不同饱和脂肪酸发挥其升高胆固醇作用的程度尚不清楚。因此,我们研究了富含月桂酸、棕榈酸或油酸的饮食对血清脂质和脂蛋白的影响。18名女性和14名男性随机依次食用三种实验饮食,每种饮食持续6周。这些饮食由固体食物组成,脂肪提供40%的能量,其中28%由实验脂肪提供。富含月桂酸的脂肪是棕榈仁油(75%)和高油酸向日葵油(25%)的混合物;富含棕榈酸的脂肪由乳脂肪(55%)、棕榈硬脂(36%)和向日葵油(9%)组成;富含油酸的脂肪由乳脂肪(37%)和向日葵油(63%)组成。除了月桂酸、棕榈酸或油酸提供约8.5%的能量外,每种饮食的计算营养成分相同。
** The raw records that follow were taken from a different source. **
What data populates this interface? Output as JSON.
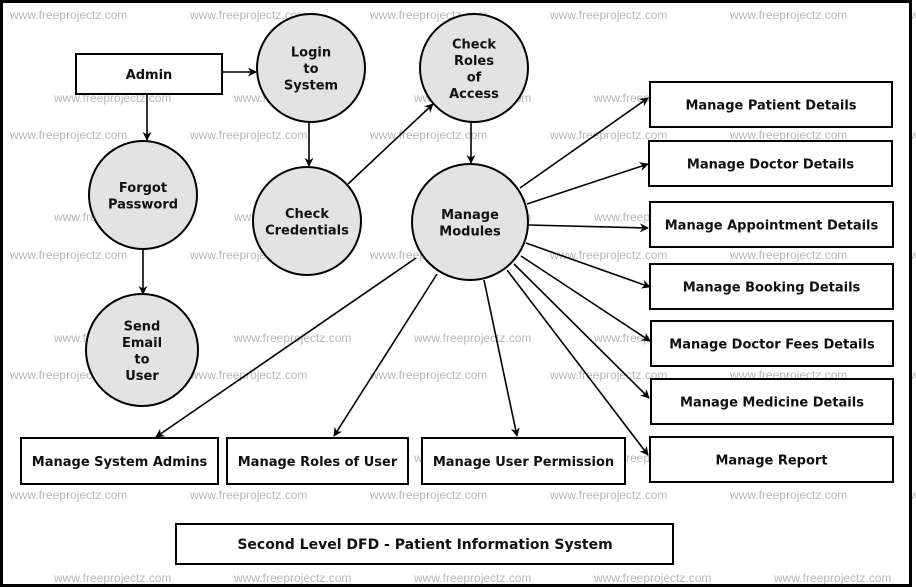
{
  "title": "Second Level DFD - Patient Information System",
  "watermark": "www.freeprojectz.com",
  "colors": {
    "process_fill": "#e3e3e3",
    "entity_fill": "#ffffff",
    "stroke": "#000000",
    "watermark": "#b8b8b8"
  },
  "entities": [
    {
      "id": "admin",
      "label": "Admin"
    },
    {
      "id": "patient",
      "label": "Manage Patient Details"
    },
    {
      "id": "doctor",
      "label": "Manage Doctor Details"
    },
    {
      "id": "appointment",
      "label": "Manage Appointment Details"
    },
    {
      "id": "booking",
      "label": "Manage Booking Details"
    },
    {
      "id": "fees",
      "label": "Manage Doctor Fees Details"
    },
    {
      "id": "medicine",
      "label": "Manage Medicine Details"
    },
    {
      "id": "report",
      "label": "Manage Report"
    },
    {
      "id": "sysadmins",
      "label": "Manage System Admins"
    },
    {
      "id": "roles",
      "label": "Manage Roles of User"
    },
    {
      "id": "permission",
      "label": "Manage User Permission"
    }
  ],
  "processes": [
    {
      "id": "login",
      "lines": [
        "Login",
        "to",
        "System"
      ]
    },
    {
      "id": "checkroles",
      "lines": [
        "Check",
        "Roles",
        "of",
        "Access"
      ]
    },
    {
      "id": "forgot",
      "lines": [
        "Forgot",
        "Password"
      ]
    },
    {
      "id": "credentials",
      "lines": [
        "Check",
        "Credentials"
      ]
    },
    {
      "id": "modules",
      "lines": [
        "Manage",
        "Modules"
      ]
    },
    {
      "id": "email",
      "lines": [
        "Send",
        "Email",
        "to",
        "User"
      ]
    }
  ],
  "flows": [
    {
      "from": "admin",
      "to": "login"
    },
    {
      "from": "admin",
      "to": "forgot"
    },
    {
      "from": "login",
      "to": "credentials"
    },
    {
      "from": "credentials",
      "to": "checkroles"
    },
    {
      "from": "checkroles",
      "to": "modules"
    },
    {
      "from": "forgot",
      "to": "email"
    },
    {
      "from": "modules",
      "to": "patient"
    },
    {
      "from": "modules",
      "to": "doctor"
    },
    {
      "from": "modules",
      "to": "appointment"
    },
    {
      "from": "modules",
      "to": "booking"
    },
    {
      "from": "modules",
      "to": "fees"
    },
    {
      "from": "modules",
      "to": "medicine"
    },
    {
      "from": "modules",
      "to": "report"
    },
    {
      "from": "modules",
      "to": "sysadmins"
    },
    {
      "from": "modules",
      "to": "roles"
    },
    {
      "from": "modules",
      "to": "permission"
    }
  ]
}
与棕榈酸饮食相比,食用月桂酸饮食的受试者血清总胆固醇浓度升高了0.22 mmol/L(P = 0.0121;95%可信区间:0.02,0.41 mmol/L),与油酸饮食相比升高了0.48 mmol/L(P < 0.0001;95%可信区间:0.29,0.67 mmol/L)。棕榈酸饮食的总胆固醇浓度比油酸饮食高0.26 mmol/L(P = 0.0012;95%可信区间:0.07,0.46 mmol/L)。与棕榈酸饮食相比,月桂酸使高密度脂蛋白(HDL)胆固醇浓度升高了0.12 mmol/L(P = 0.006;95%可信区间:0.04,0.20 mmol/L),与油酸饮食相比升高了0.14 mmol/L(P < 0.001;95%可信区间:0.07,0.22 mmol/L)。棕榈酸饮食和油酸饮食的HDL胆固醇浓度相同。血清三酰甘油和脂蛋白(a)浓度未见影响。我们得出结论,与油酸相比,月桂酸和棕榈酸都具有高胆固醇血症作用。月桂酸比棕榈酸更能升高总胆固醇浓度,这部分归因于HDL胆固醇更强的升高。